Sharifah noted that against the backdrop of a fragile economic outlook, which had already negatively impacted air travel, historical trends showed that low-cost carriers would likely fare better than full-fledged carriers due to their lean cost structure, competitive pricing and the switch by business travellers to cheaper fares.

She said this was evident in the number of passengers carried by AirAsia Malaysia, which grew 10.2% year-on-year to 14.5 million for the nine months to Sept 30 last year. Similarly, AirAsia's Thai and Indonesian arms saw passenger numbers grow by 19.6% and 12.8%, respectively. In contrast, for the same period, MAS experienced a 3.7% drop to 9.7 million passengers due to weak international travel.

MAS' regional senior vice president for Malaysia/Asean Muzammil Mohamad recently said the airline was forecasting between 10% and 15% growth with a few more destinations and more frequencies, which would go hand-in-hand with ticket sales revenue growth for the year. He said although the industry outlook for the year would be challenging, the airline was optimistic about its prospects.

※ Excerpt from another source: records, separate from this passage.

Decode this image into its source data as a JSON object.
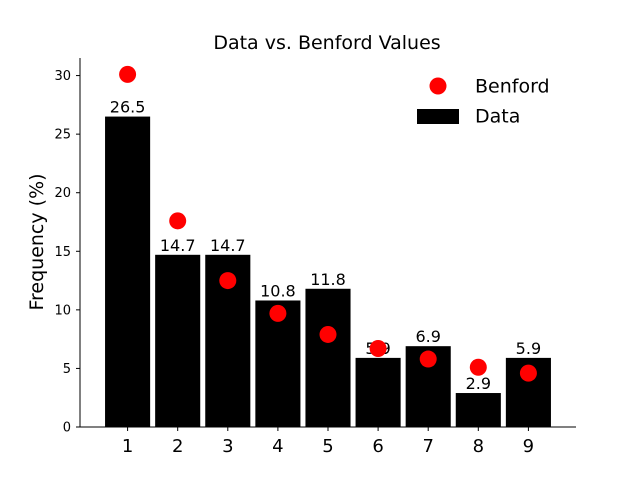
{
  "chart_data": {
    "type": "bar",
    "title": "Data vs. Benford Values",
    "xlabel": "",
    "ylabel": "Frequency (%)",
    "categories": [
      "1",
      "2",
      "3",
      "4",
      "5",
      "6",
      "7",
      "8",
      "9"
    ],
    "ylim": [
      0,
      31.5
    ],
    "yticks": [
      "0",
      "5",
      "10",
      "15",
      "20",
      "25",
      "30"
    ],
    "series": [
      {
        "name": "Data",
        "kind": "bar",
        "color": "#000000",
        "values": [
          26.5,
          14.7,
          14.7,
          10.8,
          11.8,
          5.9,
          6.9,
          2.9,
          5.9
        ],
        "labels": [
          "26.5",
          "14.7",
          "14.7",
          "10.8",
          "11.8",
          "5.9",
          "6.9",
          "2.9",
          "5.9"
        ]
      },
      {
        "name": "Benford",
        "kind": "scatter",
        "color": "#ff0000",
        "values": [
          30.1,
          17.6,
          12.5,
          9.7,
          7.9,
          6.7,
          5.8,
          5.1,
          4.6
        ]
      }
    ],
    "legend": {
      "placement": "top-right",
      "order": [
        "Benford",
        "Data"
      ]
    },
    "grid": false
  }
}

Sharifah said the direction of the jet fuel price would continue to be the biggest challenge for the aviation industry. Over the past one year, the crude oil price has remained elevated, ranging between US$85 (RM259.25) and US$115 (RM350.75) per barrel, while the price of jet fuel also remained high within the range of US$120 (RM366) to US$137 (RM417.85) per barrel. Sharifah has an assumption of US$120 (RM366) to US$125 (RM381.25) per barrel for the house's earnings model for the industry in 2013.